Okay, so let's start with the good:

This book is very, very short. It's a great read for after finals (which is actually why I got it) because it's crazy fast and it requires literally zero thought.

It's interesting enough because the idea would make for an EPIC reality show (with a few moderations of course as very few women would turn down a man offering $10,000,000 just to marry him after selecting her from millions as the chosen one, and also being the perfect Prince Charming. I suggest a bachelor-esque show where the final woman has to choose between the man and an obscene amount of cash. If this ever happens, I call 10% of the profits!).

Now for the bad:

The characters are so cliched that I almost died. You have the classic callous-but-successful girl, the kinda-ditsy-but-also-successful-Hollywood type, the mysterious-but-super-rich man, and the sugary sweet-perfect-humanitarian-without-money girl who ends up getting the guy.

It's so predictable.
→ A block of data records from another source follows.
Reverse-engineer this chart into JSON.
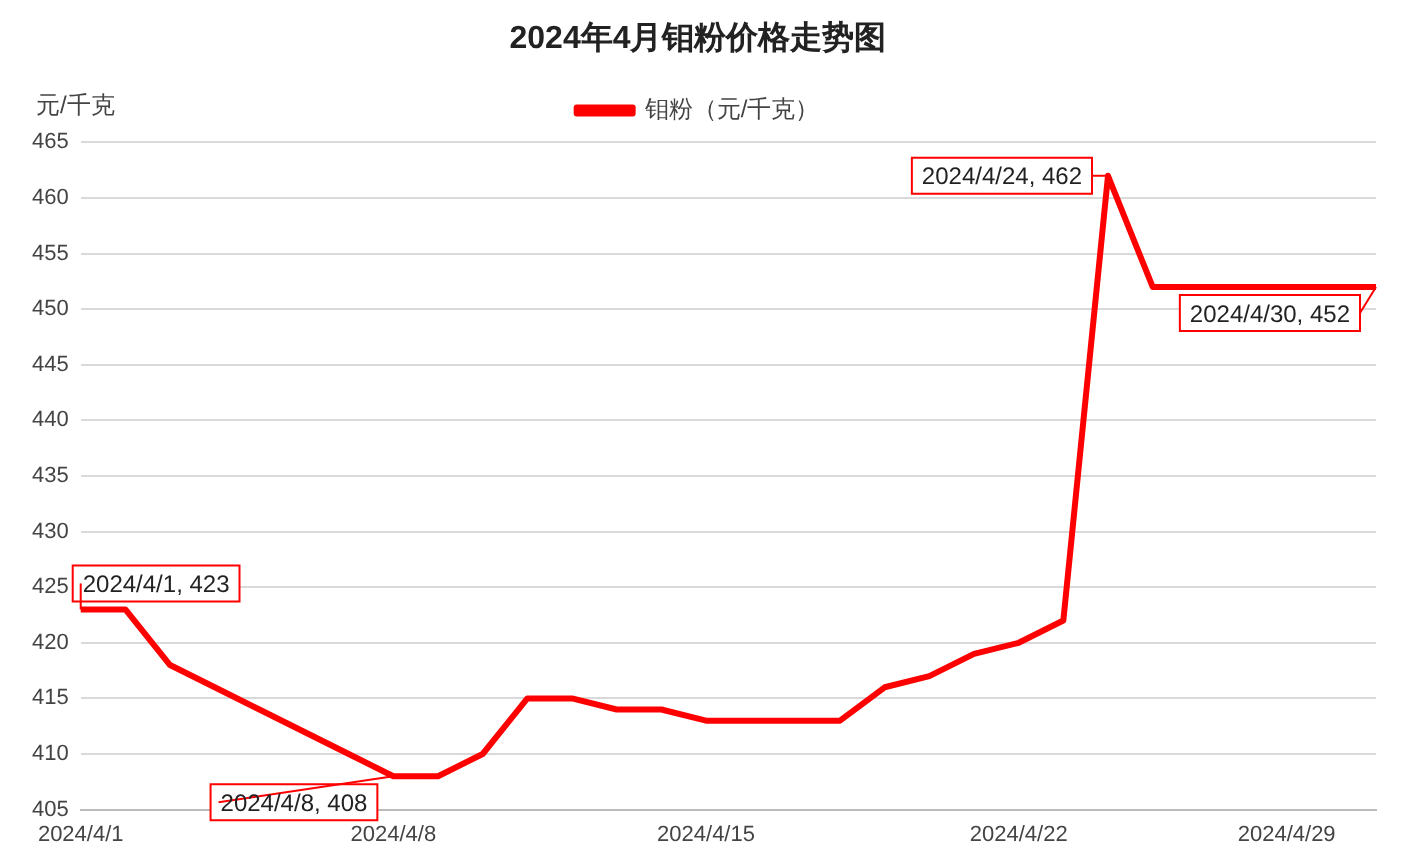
{
  "chart_data": {
    "type": "line",
    "title": "2024年4月钼粉价格走势图",
    "ylabel": "元/千克",
    "categories": [
      "2024/4/1",
      null,
      null,
      null,
      null,
      null,
      null,
      "2024/4/8",
      null,
      null,
      null,
      null,
      null,
      null,
      "2024/4/15",
      null,
      null,
      null,
      null,
      null,
      null,
      "2024/4/22",
      null,
      null,
      null,
      null,
      null,
      "2024/4/29",
      null,
      null
    ],
    "series": [
      {
        "name": "钼粉（元/千克）",
        "color": "#ff0000",
        "values": [
          423,
          423,
          418,
          416,
          414,
          412,
          410,
          408,
          408,
          410,
          415,
          415,
          414,
          414,
          413,
          413,
          413,
          413,
          416,
          417,
          419,
          420,
          422,
          462,
          452,
          452,
          452,
          452,
          452,
          452
        ],
        "value_labels": [
          "2024/4/1, 423",
          null,
          null,
          null,
          null,
          null,
          null,
          "2024/4/8, 408",
          null,
          null,
          null,
          null,
          null,
          null,
          null,
          null,
          null,
          null,
          null,
          null,
          null,
          null,
          null,
          "2024/4/24, 462",
          null,
          null,
          null,
          null,
          null,
          "2024/4/30, 452"
        ]
      }
    ],
    "ylim": [
      405,
      465
    ],
    "yticks": [
      405,
      410,
      415,
      420,
      425,
      430,
      435,
      440,
      445,
      450,
      455,
      460,
      465
    ],
    "grid": "y",
    "legend": "top",
    "marker": "none",
    "line_style": "solid"
  }
}
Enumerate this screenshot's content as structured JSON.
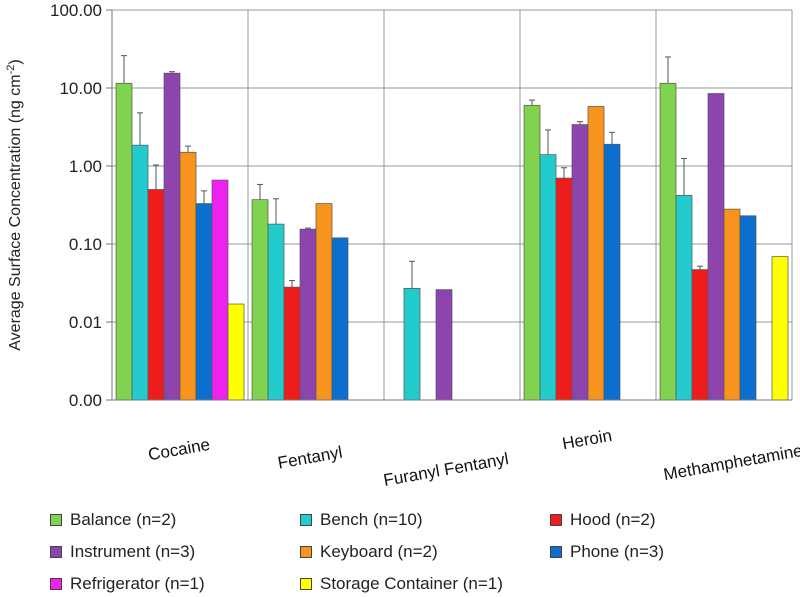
{
  "chart_data": {
    "type": "bar",
    "scale": "log",
    "ylabel": "Average Surface Concentration (ng cm",
    "ylabel_superscript": "-2",
    "ylabel_close": ")",
    "ylim": [
      0.001,
      100
    ],
    "yticks": [
      0.001,
      0.01,
      0.1,
      1,
      10,
      100
    ],
    "ytick_labels": [
      "0.00",
      "0.01",
      "0.10",
      "1.00",
      "10.00",
      "100.00"
    ],
    "grid": true,
    "categories": [
      "Cocaine",
      "Fentanyl",
      "Furanyl Fentanyl",
      "Heroin",
      "Methamphetamine"
    ],
    "series": [
      {
        "name": "Balance (n=2)",
        "color": "#7fd34e",
        "values": [
          11.5,
          0.37,
          null,
          6.0,
          11.5
        ],
        "err": [
          26,
          0.58,
          null,
          7.0,
          25
        ]
      },
      {
        "name": "Bench (n=10)",
        "color": "#22cccc",
        "values": [
          1.85,
          0.18,
          0.027,
          1.4,
          0.42
        ],
        "err": [
          4.8,
          0.38,
          0.06,
          2.9,
          1.25
        ]
      },
      {
        "name": "Hood (n=2)",
        "color": "#ee1c1c",
        "values": [
          0.5,
          0.028,
          null,
          0.7,
          0.047
        ],
        "err": [
          1.03,
          0.034,
          null,
          0.95,
          0.052
        ]
      },
      {
        "name": "Instrument (n=3)",
        "color": "#8e44ad",
        "values": [
          15.5,
          0.155,
          0.026,
          3.4,
          8.5
        ],
        "err": [
          16.2,
          0.16,
          null,
          3.7,
          null
        ]
      },
      {
        "name": "Keyboard (n=2)",
        "color": "#f7941d",
        "values": [
          1.5,
          0.33,
          null,
          5.8,
          0.28
        ],
        "err": [
          1.8,
          null,
          null,
          null,
          null
        ]
      },
      {
        "name": "Phone (n=3)",
        "color": "#0b6fcf",
        "values": [
          0.33,
          0.12,
          null,
          1.9,
          0.23
        ],
        "err": [
          0.48,
          null,
          null,
          2.7,
          null
        ]
      },
      {
        "name": "Refrigerator (n=1)",
        "color": "#ee22ee",
        "values": [
          0.66,
          null,
          null,
          null,
          null
        ],
        "err": [
          null,
          null,
          null,
          null,
          null
        ]
      },
      {
        "name": "Storage Container (n=1)",
        "color": "#ffff00",
        "values": [
          0.017,
          null,
          null,
          null,
          0.069
        ],
        "err": [
          null,
          null,
          null,
          null,
          null
        ]
      }
    ]
  }
}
Honestly, I picked up the book and I knew who was going to get the guy.

There is ZERO character development. Zero.

 It's seriously the cheesiest romance novel ever. It was probably written in a total of a week, and the plot is downright pathetic. My seven year old sister tells me stories all the time that are WAY more interesting than this book.

The results?

This book was poorly written and was incredibly boring. It's only saving grace was that it was short, so the pain was not protracted as it could have been.

I give it:



One crappy pizza slice on a lame old paper plate. I would've given it none if it had been longer, but I appreciate the brevity.